Река, в которой можно набрать воды, покажется еще не скоро, змейкой ползя среди гор — но я не уверен, что мы доберемся к ней до заката. Роланд, разумеется, ехал бы и день и ночь, не спешиваясь, но лошадям слишком жарко — не выдержат. Да и все, включая меня, уже изошли седьмым потом под этим безжалостным солнцем.
Прикрываю глаза, мерно покачиваясь в седле. Меч, так же мерно касаясь меня гардой, напоминает: опасность — везде. В горячем солнце, в криках голодных воронов, в мрачных склонах ущелья, в усталом хрипе лошадей… Жизнь так хрупка и может оборваться в любую минуту. Кто знает, что там, за поворотом?
— Слишком медленно, — Роланд хмурится и впервые за долгое время обращает ко мне свое обожженное лицо. — Нужно быстрее.
Роланд всегда торопится: сражаться, жить, любить, советовать, шагать — даже если путь еще неизвестен. Он точно знает наперед, что может случиться, словно Бог шепчет ему правду с небес.
— Видишь эти склоны, Оливье? — он указывает рукой на скалы, сжимающие дорогу с обеих сторон. — Нам снизу ничего не видно. Зато мы видны всем, и не только птицам да зверям.
Не отвечаю, смотря на его сильное тело в стеганой рубахе и сверкающем нагруднике с выкованными на нем тремя скрещенными молотами. Я знаю Роланда давно — еще с тех пор, как был подростком, а он — молодым мужчиной, воином с красивым мечом, на котором сверкало солнце. За нашими плечами — не один бой спиной к спине, не один пир при дворе сира, не один вечер в доме моего отца. Я люблю Роланда как брата — и останусь верен ему до конца, когда бы Бог ни решил оборвать наши жизни.
— Мечтаешь поскорее вернуться к Альде? — подзадориваю я, живо вспоминая печальное лицо сестры с холодно смотрящими глазами и плотно сомкнутыми губами.
Роланд улыбается уголками красноватых губ и тут же хмурится, в сотый раз оглядываясь по сторонам. Чутье еще никогда его не подводило, и я невольно сглатываю от пробежавших по телу мурашек. Это не страх — это внезапное осознание, что вокруг — только солнце и гнетущая тишина, изредка прерываемая ржанием уставших лошадей.

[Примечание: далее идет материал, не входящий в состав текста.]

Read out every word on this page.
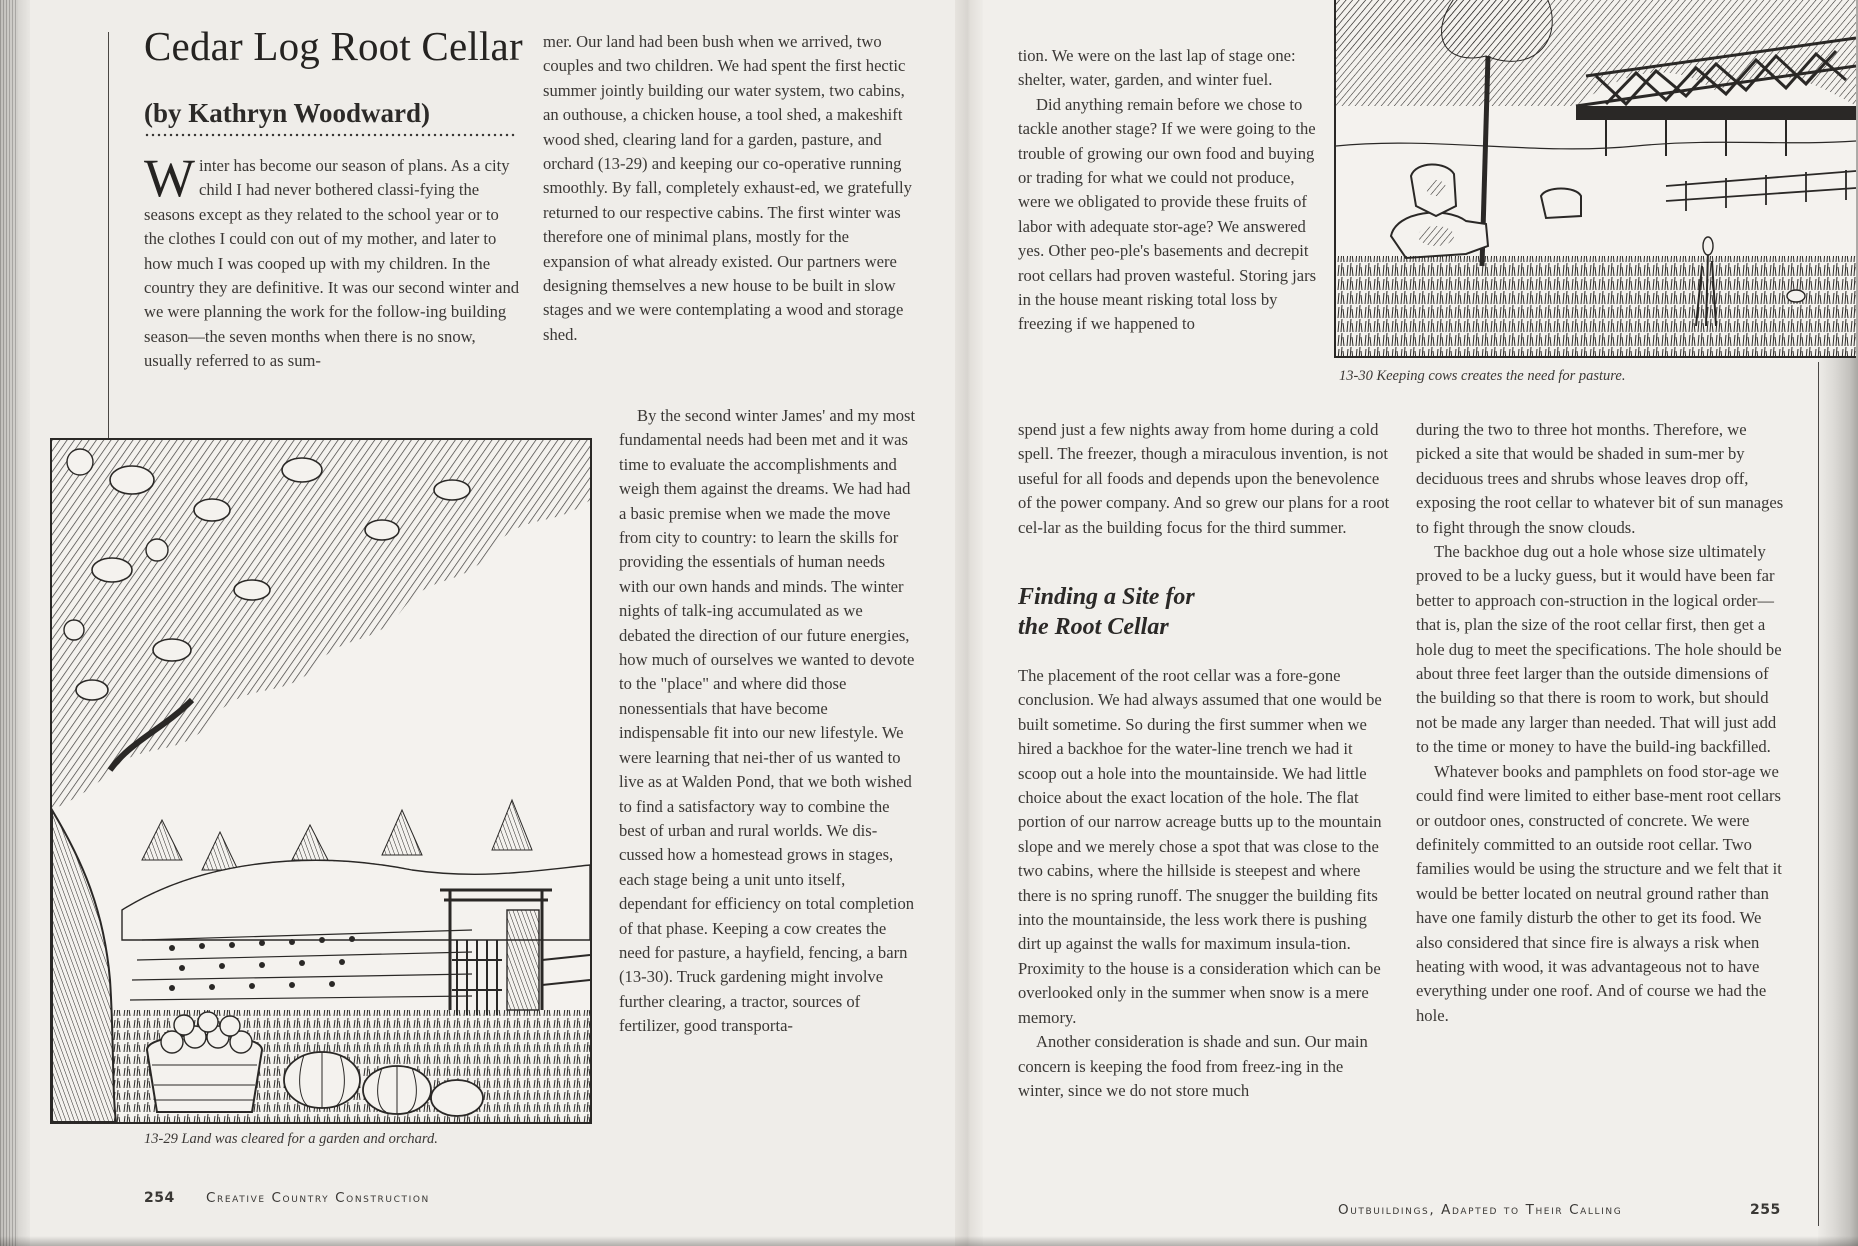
Cedar Log Root Cellar
(by Kathryn Woodward)

Winter has become our season of plans. As a city child I had never bothered classi-fying the seasons except as they related to the school year or to the clothes I could con out of my mother, and later to how much I was cooped up with my children. In the country they are definitive. It was our second winter and we were planning the work for the follow-ing building season—the seven months when there is no snow, usually referred to as sum-

mer. Our land had been bush when we arrived, two couples and two children. We had spent the first hectic summer jointly building our water system, two cabins, an outhouse, a chicken house, a tool shed, a makeshift wood shed, clearing land for a garden, pasture, and orchard (13-29) and keeping our co-operative running smoothly. By fall, completely exhaust-ed, we gratefully returned to our respective cabins. The first winter was therefore one of minimal plans, mostly for the expansion of what already existed. Our partners were designing themselves a new house to be built in slow stages and we were contemplating a wood and storage shed.

By the second winter James' and my most fundamental needs had been met and it was time to evaluate the accomplishments and weigh them against the dreams. We had had a basic premise when we made the move from city to country: to learn the skills for providing the essentials of human needs with our own hands and minds. The winter nights of talk-ing accumulated as we debated the direction of our future energies, how much of ourselves we wanted to devote to the "place" and where did those nonessentials that have become indispensable fit into our new lifestyle. We were learning that nei-ther of us wanted to live as at Walden Pond, that we both wished to find a satisfactory way to combine the best of urban and rural worlds. We dis-cussed how a homestead grows in stages, each stage being a unit unto itself, dependant for efficiency on total completion of that phase. Keeping a cow creates the need for pasture, a hayfield, fencing, a barn (13-30). Truck gardening might involve further clearing, a tractor, sources of fertilizer, good transporta-

13-29 Land was cleared for a garden and orchard.
254 Creative Country Construction

tion. We were on the last lap of stage one: shelter, water, garden, and winter fuel.

Did anything remain before we chose to tackle another stage? If we were going to the trouble of growing our own food and buying or trading for what we could not produce, were we obligated to provide these fruits of labor with adequate stor-age? We answered yes. Other peo-ple's basements and decrepit root cellars had proven wasteful. Storing jars in the house meant risking total loss by freezing if we happened to

spend just a few nights away from home during a cold spell. The freezer, though a miraculous invention, is not useful for all foods and depends upon the benevolence of the power company. And so grew our plans for a root cel-lar as the building focus for the third summer.

Finding a Site for
the Root Cellar

The placement of the root cellar was a fore-gone conclusion. We had always assumed that one would be built sometime. So during the first summer when we hired a backhoe for the water-line trench we had it scoop out a hole into the mountainside. We had little choice about the exact location of the hole. The flat portion of our narrow acreage butts up to the mountain slope and we merely chose a spot that was close to the two cabins, where the hillside is steepest and where there is no spring runoff. The snugger the building fits into the mountainside, the less work there is pushing dirt up against the walls for maximum insula-tion. Proximity to the house is a consideration which can be overlooked only in the summer when snow is a mere memory.

Another consideration is shade and sun. Our main concern is keeping the food from freez-ing in the winter, since we do not store much

during the two to three hot months. Therefore, we picked a site that would be shaded in sum-mer by deciduous trees and shrubs whose leaves drop off, exposing the root cellar to whatever bit of sun manages to fight through the snow clouds.

The backhoe dug out a hole whose size ultimately proved to be a lucky guess, but it would have been far better to approach con-struction in the logical order—that is, plan the size of the root cellar first, then get a hole dug to meet the specifications. The hole should be about three feet larger than the outside dimensions of the building so that there is room to work, but should not be made any larger than needed. That will just add to the time or money to have the build-ing backfilled.

Whatever books and pamphlets on food stor-age we could find were limited to either base-ment root cellars or outdoor ones, constructed of concrete. We were definitely committed to an outside root cellar. Two families would be using the structure and we felt that it would be better located on neutral ground rather than have one family disturb the other to get its food. We also considered that since fire is always a risk when heating with wood, it was advantageous not to have everything under one roof. And of course we had the hole.

13-30 Keeping cows creates the need for pasture.
Outbuildings, Adapted to Their Calling	255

— Ты зря не отправился с сиром, Оливье, — Роланд похлопывает коня по мокрой от пота шее. — Уже который день себя изводишь.
Багровею и машу рукой, но сердце колотится быстро и отчаянно, и я отвожу взгляд. Роланд негромко смеется и, нагнав меня, сжимает предплечье рукой. Не поворачиваясь к нему, снова смотрю на вьющуюся впереди дорогу.
Я хочу домой.
Дома нас ждут, во всяком случае — меня.
— Расскажи хоть, какая она, — Роланд поправляет жесткие поводья. — Похожа на твою сестру?
Качаю головой. Альда — прохладный ручей в долине, а Изольда — бурлящая горная река. У Альды — золотистые кудри, у Изольды — черные блестящие пряди. Яростно мотаю головой, не желая вспоминать, но образы врываются в сердце. Изольда у окна, Изольда с цветами, Изольда на городской площади у фонтана, где я впервые встретил ее — незадолго до похода на Сарагосу.
— Нисколько.
Мы оба молчим, не глядя друга на друга. Мы здесь чужие, и даже солнце и ветер не любят нас в этом краю и поэтому с такой ненавистью пытаются изгнать нас обратно.
Роланду с самого начала не пришлась по душе мысль сира отправиться сюда, но сир был непреклонен. Союз с сарацинами казался слишком выгодным, чтобы его упускать. Да и гордыня не дала сиру повернуть назад: он был уверен, что дед смотрит на него с неба.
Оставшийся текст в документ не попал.